1989: Caroline Records signs White Zombie and release their first full-length CD "Soul Crusher" with John Rucci on guitar. Playing hard core primal Rock earns White Zombie a loyal underground cult following. This happens approximately two years after White Zombie's debut EP "Psycho Head Blowout" was released on Silent Explosion Records.


Rob Zombie Discography

Without Alice Cooper or KISS, Rob Zombie would likely never have existed. Cooper and Zombie share a ghoulish sense of humor and a taste for the macabre. There is a whacky, often cartoonish, over-the-top mentality driving the proceedings.

Like Cooper, Zombie fronted a band that carried his stage name (or a part of it). Eventually though, both ditched their groups and went solo with a fair amount of success. Cooper even managed to score big with ballads, including the dreadful "Only Women Bleed." At least Zombie hasn't fallen that far.

"Educated Horses" could be called "pop Zombie." Sure, there's still the bleak and demonic but it is not as overt. Zombie's trademark techno-tinged cacophony is evident in "American Witch" and "Let It All Bleed Out" but on other tracks he charts a less intense but more rhythmical course.

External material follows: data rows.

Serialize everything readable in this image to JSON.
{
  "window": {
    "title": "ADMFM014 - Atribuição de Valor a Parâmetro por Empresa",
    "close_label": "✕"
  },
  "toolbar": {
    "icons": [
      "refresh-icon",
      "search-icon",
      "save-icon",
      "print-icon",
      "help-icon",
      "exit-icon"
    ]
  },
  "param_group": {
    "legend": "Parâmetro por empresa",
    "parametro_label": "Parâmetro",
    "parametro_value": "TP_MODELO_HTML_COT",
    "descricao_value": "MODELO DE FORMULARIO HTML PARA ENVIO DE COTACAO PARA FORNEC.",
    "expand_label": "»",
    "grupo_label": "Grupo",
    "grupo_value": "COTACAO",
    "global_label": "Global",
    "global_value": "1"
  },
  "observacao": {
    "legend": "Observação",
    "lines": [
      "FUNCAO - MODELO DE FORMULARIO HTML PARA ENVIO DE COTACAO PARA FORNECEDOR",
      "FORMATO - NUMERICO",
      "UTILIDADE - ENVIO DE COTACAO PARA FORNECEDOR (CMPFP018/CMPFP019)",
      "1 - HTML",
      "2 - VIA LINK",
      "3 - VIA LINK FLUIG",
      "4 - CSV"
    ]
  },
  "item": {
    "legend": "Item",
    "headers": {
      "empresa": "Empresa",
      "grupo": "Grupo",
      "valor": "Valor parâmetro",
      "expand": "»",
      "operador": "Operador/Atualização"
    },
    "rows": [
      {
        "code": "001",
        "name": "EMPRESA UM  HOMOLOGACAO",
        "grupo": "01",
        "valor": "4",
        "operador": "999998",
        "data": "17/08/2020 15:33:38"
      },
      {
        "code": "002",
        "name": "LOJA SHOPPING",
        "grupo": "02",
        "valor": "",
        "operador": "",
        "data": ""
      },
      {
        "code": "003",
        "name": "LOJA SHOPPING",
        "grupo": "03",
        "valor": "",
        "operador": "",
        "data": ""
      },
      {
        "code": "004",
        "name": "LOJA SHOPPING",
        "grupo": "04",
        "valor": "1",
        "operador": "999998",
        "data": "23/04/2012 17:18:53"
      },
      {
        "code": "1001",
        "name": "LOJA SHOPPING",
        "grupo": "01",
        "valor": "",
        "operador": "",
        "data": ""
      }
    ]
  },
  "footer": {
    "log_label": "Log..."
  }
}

Muscular guitars lay down propulsive riffs on "The Devil's Rejects" and "Foxy Foxy." The latter sparked a controversy among the faithful. The song is undeniably catchy. Sneers of "selling out" were heard emanating from dark corners. But c'mon, Zombie is over 40 so maybe he just wants to have some empty headed fun. Even so, for the true Zombie experience seek out earlier recordings.

White Zombie's "La Sexorcisto: Devil Music Volume 1" ("Thunder Kiss '65" and "Black Sunshine"), "Astro Creep: Songs of Love, Destruction and Other Synthetic Delusions of the Electric Head" ("More Human Than Human") and Rob's solo "Hellbilly Deluxe" are industrial Rock blasters in all their glory. They are the ones to get first. A notch down, "Sinister Urge" continues the pile-driving guitars and dense sound. There is even a Zombie duet with Ozzy Osbourne.

For those with any holes in their White Zombie/Rob Zombie collection "Past, Present and Future" fills the bill. The nineteen track set covers the highpoints and includes a killer unreleased version of "Two Lane Blacktop," a head-banger's delight (handclaps and all). The Commodores classic "Brick House" gets run through the Zombie Funk-Rock blender with help from former Commodore Lionel Richie. "Brick House 2003" is a game effort but it's a another Funk-Rocker, "Girl On Fire," that does the trick.